Tort Law · claim
Tortious interference involves the intentional inducement of a third party to breach a contract or to interfere with a business relationship. This wrongful act can lead to harm for the affected party, resulting in legal liability for the interferer.
The plaintiff must show that a valid contract or a business relationship with specific economic advantages existed.
What to prove: The plaintiff must present evidence demonstrating the contract's existence or details of the business relationship.
The defendant must have knowledge of the existing contract or business relationship.
What to prove: The plaintiff needs to show that the defendant was aware of the contract or relationship at the time of interference.

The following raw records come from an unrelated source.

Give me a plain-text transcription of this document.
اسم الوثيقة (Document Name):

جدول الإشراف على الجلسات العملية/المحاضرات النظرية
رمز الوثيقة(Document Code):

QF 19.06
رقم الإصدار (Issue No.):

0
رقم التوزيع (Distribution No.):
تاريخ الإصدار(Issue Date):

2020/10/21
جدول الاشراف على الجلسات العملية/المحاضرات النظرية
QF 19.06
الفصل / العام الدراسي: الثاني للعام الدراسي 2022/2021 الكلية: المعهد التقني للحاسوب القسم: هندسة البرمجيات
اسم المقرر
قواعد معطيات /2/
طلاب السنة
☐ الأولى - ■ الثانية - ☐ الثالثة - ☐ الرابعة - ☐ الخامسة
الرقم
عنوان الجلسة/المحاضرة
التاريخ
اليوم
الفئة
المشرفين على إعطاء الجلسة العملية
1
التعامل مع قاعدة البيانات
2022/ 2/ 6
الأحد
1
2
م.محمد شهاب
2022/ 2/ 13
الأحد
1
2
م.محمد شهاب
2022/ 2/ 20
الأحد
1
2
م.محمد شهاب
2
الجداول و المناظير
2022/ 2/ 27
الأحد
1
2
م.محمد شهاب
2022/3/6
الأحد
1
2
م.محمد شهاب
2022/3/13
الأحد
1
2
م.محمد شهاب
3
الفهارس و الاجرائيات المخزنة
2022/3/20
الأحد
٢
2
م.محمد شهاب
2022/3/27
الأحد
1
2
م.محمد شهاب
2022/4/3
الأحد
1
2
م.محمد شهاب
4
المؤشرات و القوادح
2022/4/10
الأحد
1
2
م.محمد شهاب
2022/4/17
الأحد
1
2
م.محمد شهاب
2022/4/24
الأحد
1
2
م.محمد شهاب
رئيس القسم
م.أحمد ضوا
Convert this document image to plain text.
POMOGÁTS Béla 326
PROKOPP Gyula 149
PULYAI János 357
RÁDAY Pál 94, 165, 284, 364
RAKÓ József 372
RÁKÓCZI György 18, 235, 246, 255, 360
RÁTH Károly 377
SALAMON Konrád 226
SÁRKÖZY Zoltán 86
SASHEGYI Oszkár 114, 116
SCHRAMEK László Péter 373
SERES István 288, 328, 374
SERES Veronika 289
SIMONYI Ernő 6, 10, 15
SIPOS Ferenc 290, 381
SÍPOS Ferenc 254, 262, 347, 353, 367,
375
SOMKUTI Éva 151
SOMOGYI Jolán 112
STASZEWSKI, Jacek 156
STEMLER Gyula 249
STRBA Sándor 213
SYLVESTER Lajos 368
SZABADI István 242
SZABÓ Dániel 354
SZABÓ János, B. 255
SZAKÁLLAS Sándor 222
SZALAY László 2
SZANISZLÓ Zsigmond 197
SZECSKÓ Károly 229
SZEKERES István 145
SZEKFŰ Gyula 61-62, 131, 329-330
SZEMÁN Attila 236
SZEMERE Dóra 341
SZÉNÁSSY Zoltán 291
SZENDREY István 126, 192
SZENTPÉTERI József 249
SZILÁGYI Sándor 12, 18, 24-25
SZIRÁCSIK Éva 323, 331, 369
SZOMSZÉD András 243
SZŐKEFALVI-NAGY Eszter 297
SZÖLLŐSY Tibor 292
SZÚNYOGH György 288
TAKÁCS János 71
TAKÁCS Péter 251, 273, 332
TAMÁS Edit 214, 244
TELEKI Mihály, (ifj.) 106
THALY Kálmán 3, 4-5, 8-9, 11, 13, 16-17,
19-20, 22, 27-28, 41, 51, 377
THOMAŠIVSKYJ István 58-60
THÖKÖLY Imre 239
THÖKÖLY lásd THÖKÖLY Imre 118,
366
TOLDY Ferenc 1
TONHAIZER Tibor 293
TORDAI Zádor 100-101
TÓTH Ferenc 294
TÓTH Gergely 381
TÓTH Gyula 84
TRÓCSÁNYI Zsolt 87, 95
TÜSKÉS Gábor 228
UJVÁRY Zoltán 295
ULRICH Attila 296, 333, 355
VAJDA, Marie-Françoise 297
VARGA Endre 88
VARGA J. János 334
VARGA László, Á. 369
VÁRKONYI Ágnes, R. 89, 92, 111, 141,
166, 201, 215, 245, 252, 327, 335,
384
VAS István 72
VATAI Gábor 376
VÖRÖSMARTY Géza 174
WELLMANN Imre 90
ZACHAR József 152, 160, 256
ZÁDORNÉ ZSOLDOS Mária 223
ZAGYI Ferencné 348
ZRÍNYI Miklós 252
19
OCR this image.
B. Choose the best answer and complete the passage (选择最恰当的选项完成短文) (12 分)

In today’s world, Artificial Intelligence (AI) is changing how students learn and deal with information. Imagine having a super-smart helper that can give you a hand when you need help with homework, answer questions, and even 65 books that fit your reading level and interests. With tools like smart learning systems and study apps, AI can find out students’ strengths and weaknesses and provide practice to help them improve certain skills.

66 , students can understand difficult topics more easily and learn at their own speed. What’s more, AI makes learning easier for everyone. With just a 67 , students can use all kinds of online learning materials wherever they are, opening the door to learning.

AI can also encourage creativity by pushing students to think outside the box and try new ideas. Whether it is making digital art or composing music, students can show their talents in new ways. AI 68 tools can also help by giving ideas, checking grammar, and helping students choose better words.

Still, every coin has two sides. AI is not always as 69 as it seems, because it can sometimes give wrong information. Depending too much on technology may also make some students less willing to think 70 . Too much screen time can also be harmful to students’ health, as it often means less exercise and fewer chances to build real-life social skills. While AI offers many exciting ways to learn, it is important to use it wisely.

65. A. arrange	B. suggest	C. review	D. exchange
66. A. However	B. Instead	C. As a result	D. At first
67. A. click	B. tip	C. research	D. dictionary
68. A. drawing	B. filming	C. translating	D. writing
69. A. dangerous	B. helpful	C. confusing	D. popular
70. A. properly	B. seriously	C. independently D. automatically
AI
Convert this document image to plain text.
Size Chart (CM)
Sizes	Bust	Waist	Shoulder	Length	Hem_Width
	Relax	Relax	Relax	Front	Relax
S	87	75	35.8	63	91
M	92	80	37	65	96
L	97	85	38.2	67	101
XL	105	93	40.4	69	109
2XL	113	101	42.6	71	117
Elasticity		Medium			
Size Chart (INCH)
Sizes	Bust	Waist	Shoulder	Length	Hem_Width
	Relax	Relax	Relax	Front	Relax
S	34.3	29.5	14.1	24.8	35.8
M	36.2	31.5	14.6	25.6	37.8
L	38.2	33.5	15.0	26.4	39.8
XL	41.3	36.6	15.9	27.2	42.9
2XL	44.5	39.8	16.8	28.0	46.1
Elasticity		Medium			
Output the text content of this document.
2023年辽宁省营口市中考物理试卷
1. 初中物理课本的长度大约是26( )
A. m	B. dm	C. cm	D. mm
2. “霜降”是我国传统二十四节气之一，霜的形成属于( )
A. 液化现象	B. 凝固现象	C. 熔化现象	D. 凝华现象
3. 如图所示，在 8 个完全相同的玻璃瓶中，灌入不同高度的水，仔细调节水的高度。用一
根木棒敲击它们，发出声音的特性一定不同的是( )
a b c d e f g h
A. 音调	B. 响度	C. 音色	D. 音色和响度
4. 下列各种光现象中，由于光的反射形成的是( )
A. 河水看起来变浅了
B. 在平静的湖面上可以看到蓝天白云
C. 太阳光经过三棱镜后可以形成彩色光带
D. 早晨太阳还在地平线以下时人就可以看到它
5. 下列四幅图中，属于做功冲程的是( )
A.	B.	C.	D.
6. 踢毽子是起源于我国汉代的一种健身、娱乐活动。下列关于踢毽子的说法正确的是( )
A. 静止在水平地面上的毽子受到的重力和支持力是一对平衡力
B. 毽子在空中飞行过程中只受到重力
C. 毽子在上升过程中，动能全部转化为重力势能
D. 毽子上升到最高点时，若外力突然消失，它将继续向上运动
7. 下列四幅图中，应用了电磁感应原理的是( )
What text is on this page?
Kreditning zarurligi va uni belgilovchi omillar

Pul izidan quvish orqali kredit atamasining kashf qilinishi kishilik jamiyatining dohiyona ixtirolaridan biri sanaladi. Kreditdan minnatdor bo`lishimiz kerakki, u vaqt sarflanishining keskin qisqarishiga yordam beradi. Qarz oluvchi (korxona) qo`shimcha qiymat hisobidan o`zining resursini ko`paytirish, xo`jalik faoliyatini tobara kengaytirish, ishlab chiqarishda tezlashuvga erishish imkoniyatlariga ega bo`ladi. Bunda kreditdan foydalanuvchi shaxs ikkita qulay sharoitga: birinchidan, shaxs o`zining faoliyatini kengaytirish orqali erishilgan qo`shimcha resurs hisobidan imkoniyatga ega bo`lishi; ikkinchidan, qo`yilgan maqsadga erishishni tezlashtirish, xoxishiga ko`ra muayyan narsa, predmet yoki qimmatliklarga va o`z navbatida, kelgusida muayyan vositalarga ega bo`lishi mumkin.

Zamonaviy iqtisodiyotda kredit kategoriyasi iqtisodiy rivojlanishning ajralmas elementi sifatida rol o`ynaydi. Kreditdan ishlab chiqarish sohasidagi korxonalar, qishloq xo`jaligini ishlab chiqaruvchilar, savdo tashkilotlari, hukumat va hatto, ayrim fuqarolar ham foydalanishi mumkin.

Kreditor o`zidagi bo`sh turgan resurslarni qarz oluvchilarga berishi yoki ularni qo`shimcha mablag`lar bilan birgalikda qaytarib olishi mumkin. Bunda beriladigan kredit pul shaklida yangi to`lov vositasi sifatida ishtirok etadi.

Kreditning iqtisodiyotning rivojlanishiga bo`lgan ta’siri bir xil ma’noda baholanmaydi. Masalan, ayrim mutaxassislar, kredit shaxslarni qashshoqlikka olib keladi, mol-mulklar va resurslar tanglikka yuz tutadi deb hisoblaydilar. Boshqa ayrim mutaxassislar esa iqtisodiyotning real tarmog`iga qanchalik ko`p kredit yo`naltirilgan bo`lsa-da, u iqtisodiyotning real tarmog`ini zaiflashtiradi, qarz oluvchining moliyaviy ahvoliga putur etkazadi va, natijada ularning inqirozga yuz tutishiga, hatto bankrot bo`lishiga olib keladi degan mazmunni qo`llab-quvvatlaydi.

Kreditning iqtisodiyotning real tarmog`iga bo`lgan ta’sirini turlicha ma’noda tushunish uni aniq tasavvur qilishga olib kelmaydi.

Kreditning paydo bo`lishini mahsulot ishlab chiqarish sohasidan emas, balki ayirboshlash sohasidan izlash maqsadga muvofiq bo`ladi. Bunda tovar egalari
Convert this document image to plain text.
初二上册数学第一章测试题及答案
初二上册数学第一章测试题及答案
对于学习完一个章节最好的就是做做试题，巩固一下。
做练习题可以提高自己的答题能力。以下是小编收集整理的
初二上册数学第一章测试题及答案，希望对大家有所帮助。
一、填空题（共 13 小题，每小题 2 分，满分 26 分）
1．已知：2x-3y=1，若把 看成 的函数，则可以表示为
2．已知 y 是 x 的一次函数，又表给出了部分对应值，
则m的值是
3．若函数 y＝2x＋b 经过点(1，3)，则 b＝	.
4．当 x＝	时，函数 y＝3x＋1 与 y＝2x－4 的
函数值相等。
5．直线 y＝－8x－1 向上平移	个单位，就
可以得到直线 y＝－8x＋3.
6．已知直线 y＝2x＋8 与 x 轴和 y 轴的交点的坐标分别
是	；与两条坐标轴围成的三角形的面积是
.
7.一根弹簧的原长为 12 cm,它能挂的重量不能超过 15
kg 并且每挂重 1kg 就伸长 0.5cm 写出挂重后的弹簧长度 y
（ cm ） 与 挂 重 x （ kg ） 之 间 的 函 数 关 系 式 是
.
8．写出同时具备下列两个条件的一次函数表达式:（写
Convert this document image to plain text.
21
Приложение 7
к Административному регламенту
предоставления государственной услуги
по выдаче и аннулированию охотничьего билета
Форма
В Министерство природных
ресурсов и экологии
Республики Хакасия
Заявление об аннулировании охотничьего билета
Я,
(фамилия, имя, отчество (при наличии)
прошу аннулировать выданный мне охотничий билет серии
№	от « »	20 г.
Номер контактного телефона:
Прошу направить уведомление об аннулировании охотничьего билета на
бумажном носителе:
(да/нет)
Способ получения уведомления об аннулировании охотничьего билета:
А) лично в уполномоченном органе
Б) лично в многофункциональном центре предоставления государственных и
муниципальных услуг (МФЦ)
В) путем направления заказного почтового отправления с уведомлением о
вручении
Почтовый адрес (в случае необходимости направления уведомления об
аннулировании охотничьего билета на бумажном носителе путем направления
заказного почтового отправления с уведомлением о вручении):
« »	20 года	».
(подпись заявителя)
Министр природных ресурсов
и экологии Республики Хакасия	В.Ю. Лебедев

The defendant's actions must be shown to have intentionally disrupted the relationship.
What to prove: The plaintiff must demonstrate that the defendant's conduct was purposeful and directed at causing the interference.
The defendant's actions must be deemed improper, which may involve wrongful motives or means of interference.
What to prove: The plaintiff has to establish that the interference was not justified or legitimate, often requiring an assessment of the defendant's reasons.
The plaintiff must show that they suffered damages as a result of the interference.
What to prove: The plaintiff must provide proof that the interference resulted in actual harm, such as lost profits or business opportunities.
The plaintiff bears the burden of proof and must establish their claim by a preponderance of the evidence.
Tortious interference often appears in exams as hypotheticals involving business relationships and can require students to identify all elements and defenses relevant to the scenario.